68. hollandheese ◴[] No.45374304{3}[source]
>Creation of a recovery drive for a Snapdragon-based Surface (which you have to do from a working Snapdragon-based Surface) requires typing your serial code into a Microsoft website, then downloading a .zip of drivers that you manually overwrite onto the recovery media that Windows 11 creates for you.

That's just creation of a recovery drive for anything that Microsoft itself makes. It's the same process for the Intel Surface devices too.

>no Media Creation Tool

Why would anyone care about that? Most actively avoid Microsoft's media creation tool and use Rufus instead.

69. electroly ◴[] No.45374455{6}[source]
Thanks again for this. Honestly, it may sway my choice on returning to x64 vs. sticking with ARM64 next time.
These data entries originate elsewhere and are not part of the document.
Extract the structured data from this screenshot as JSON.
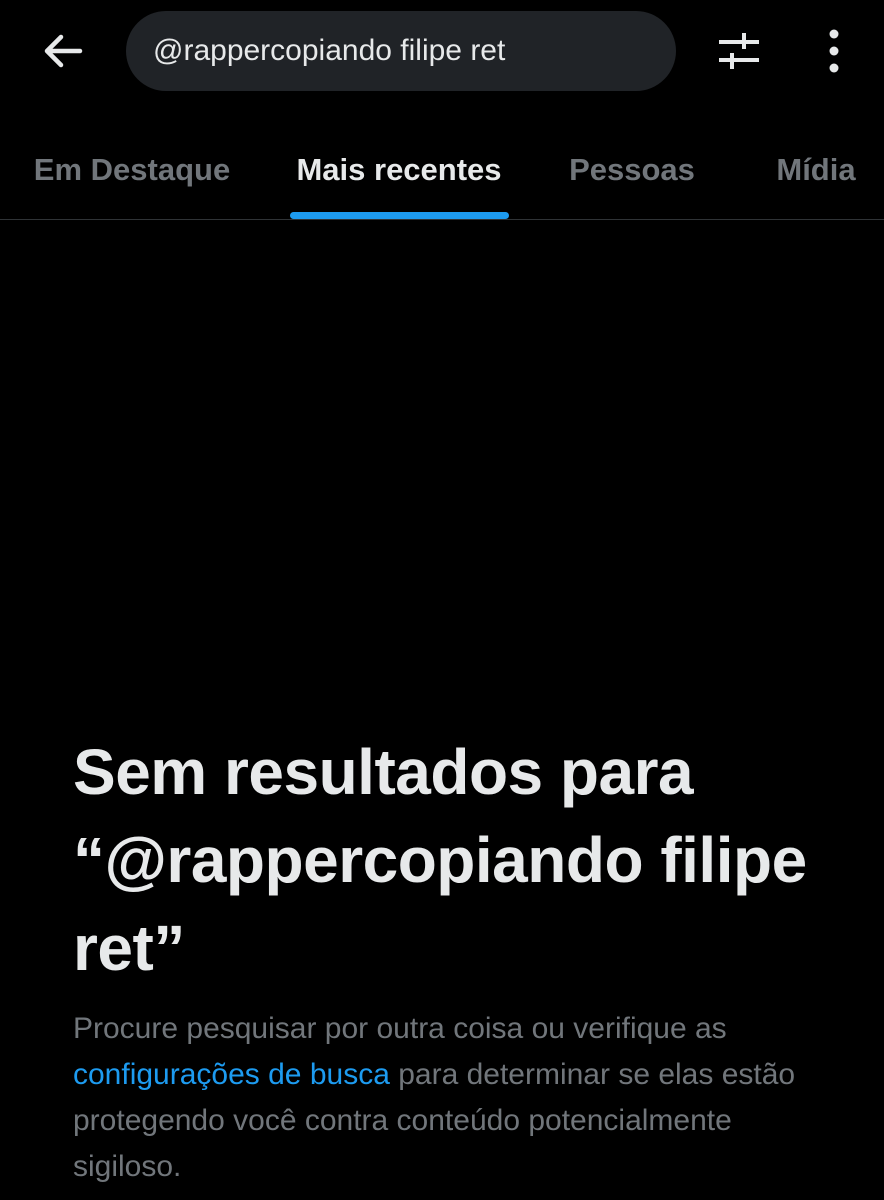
{
  "search": {
    "query": "@rappercopiando filipe ret"
  },
  "icons": {
    "back": "back-arrow-icon",
    "filter": "sliders-icon",
    "more": "more-vertical-icon"
  },
  "tabs": [
    {
      "label": "Em Destaque",
      "active": false
    },
    {
      "label": "Mais recentes",
      "active": true
    },
    {
      "label": "Pessoas",
      "active": false
    },
    {
      "label": "Mídia",
      "active": false
    }
  ],
  "empty_state": {
    "title": "Sem resultados para “@rappercopiando filipe ret”",
    "desc_before": "Procure pesquisar por outra coisa ou verifique as ",
    "desc_link": "configurações de busca",
    "desc_after": " para determinar se elas estão protegendo você contra conteúdo potencialmente sigiloso."
  },
  "colors": {
    "background": "#000000",
    "search_field": "#202327",
    "primary_text": "#e7e9ea",
    "secondary_text": "#71767b",
    "accent": "#1d9bf0",
    "divider": "#2f3336"
  }
}
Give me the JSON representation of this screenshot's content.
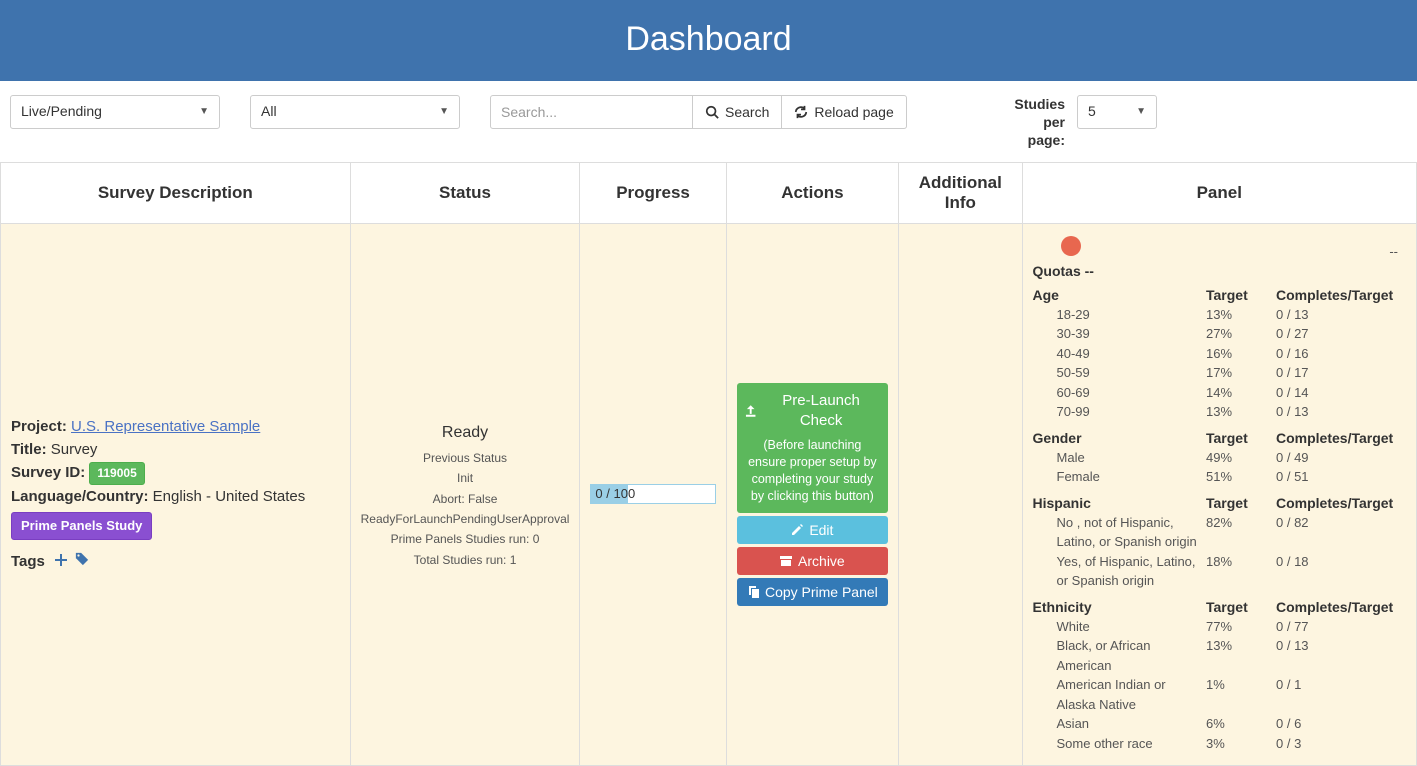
{
  "header": {
    "title": "Dashboard"
  },
  "filters": {
    "status_select": "Live/Pending",
    "type_select": "All",
    "search_placeholder": "Search...",
    "search_button": "Search",
    "reload_button": "Reload page",
    "perpage_label_l1": "Studies",
    "perpage_label_l2": "per",
    "perpage_label_l3": "page:",
    "perpage_value": "5"
  },
  "columns": {
    "desc": "Survey Description",
    "status": "Status",
    "progress": "Progress",
    "actions": "Actions",
    "addl": "Additional Info",
    "panel": "Panel"
  },
  "row": {
    "project_label": "Project: ",
    "project_link": "U.S. Representative Sample",
    "title_label": "Title: ",
    "title_value": "Survey",
    "surveyid_label": "Survey ID: ",
    "surveyid_value": "119005",
    "lang_label": "Language/Country: ",
    "lang_value": "English - United States",
    "study_badge": "Prime Panels Study",
    "tags_label": "Tags",
    "status_main": "Ready",
    "status_lines": [
      "Previous Status",
      "Init",
      "Abort: False",
      "ReadyForLaunchPendingUserApproval",
      "Prime Panels Studies run: 0",
      "Total Studies run: 1"
    ],
    "progress_text": "0 / 100",
    "actions": {
      "prelaunch_title": "Pre-Launch Check",
      "prelaunch_sub": "(Before launching ensure proper setup by completing your study by clicking this button)",
      "edit": "Edit",
      "archive": "Archive",
      "copy": "Copy Prime Panel"
    },
    "panel": {
      "dash": "--",
      "quotas_title": "Quotas --",
      "target_header": "Target",
      "completes_header": "Completes/Target",
      "groups": [
        {
          "name": "Age",
          "rows": [
            {
              "label": "18-29",
              "target": "13%",
              "ct": "0 / 13"
            },
            {
              "label": "30-39",
              "target": "27%",
              "ct": "0 / 27"
            },
            {
              "label": "40-49",
              "target": "16%",
              "ct": "0 / 16"
            },
            {
              "label": "50-59",
              "target": "17%",
              "ct": "0 / 17"
            },
            {
              "label": "60-69",
              "target": "14%",
              "ct": "0 / 14"
            },
            {
              "label": "70-99",
              "target": "13%",
              "ct": "0 / 13"
            }
          ]
        },
        {
          "name": "Gender",
          "rows": [
            {
              "label": "Male",
              "target": "49%",
              "ct": "0 / 49"
            },
            {
              "label": "Female",
              "target": "51%",
              "ct": "0 / 51"
            }
          ]
        },
        {
          "name": "Hispanic",
          "rows": [
            {
              "label": "No , not of Hispanic, Latino, or Spanish origin",
              "target": "82%",
              "ct": "0 / 82"
            },
            {
              "label": "Yes, of Hispanic, Latino, or Spanish origin",
              "target": "18%",
              "ct": "0 / 18"
            }
          ]
        },
        {
          "name": "Ethnicity",
          "rows": [
            {
              "label": "White",
              "target": "77%",
              "ct": "0 / 77"
            },
            {
              "label": "Black, or African American",
              "target": "13%",
              "ct": "0 / 13"
            },
            {
              "label": "American Indian or Alaska Native",
              "target": "1%",
              "ct": "0 / 1"
            },
            {
              "label": "Asian",
              "target": "6%",
              "ct": "0 / 6"
            },
            {
              "label": "Some other race",
              "target": "3%",
              "ct": "0 / 3"
            }
          ]
        }
      ]
    }
  }
}
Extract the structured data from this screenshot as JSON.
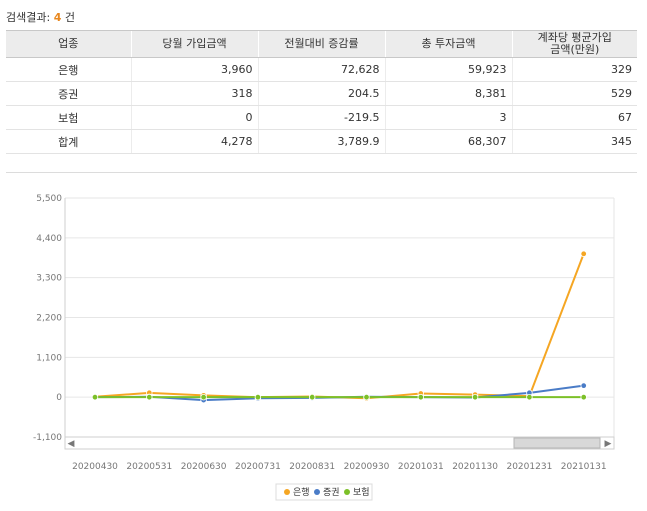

The other issues are relatively minor and can be dealt with, but I didn't like thinking that I was one OS failure away from a bricked machine that I couldn't recover.
70. timschmidt ◴[] No.45374538{8}[source]
Yup! See here: https://www.sciencedirect.com/science/article/pii/S138376212...
71. okanat ◴[] No.45375268{7}[source]
I didn't say otherwise. They probably realized they can pull a complete desktop CPU design off at the latest with iPad, probably earlier. They were probably not happy using Intel chips and their business strategy has always been controlling and limiting HW capabilities as much as possible.
72. wmf ◴[] No.45375666[source]
They did add E-cores in X2.
73. winocm ◴[] No.45377000{6}[source]
You also get "Program Files (ARM)" (including a complementary "SysArm32") on older arm64 systems too.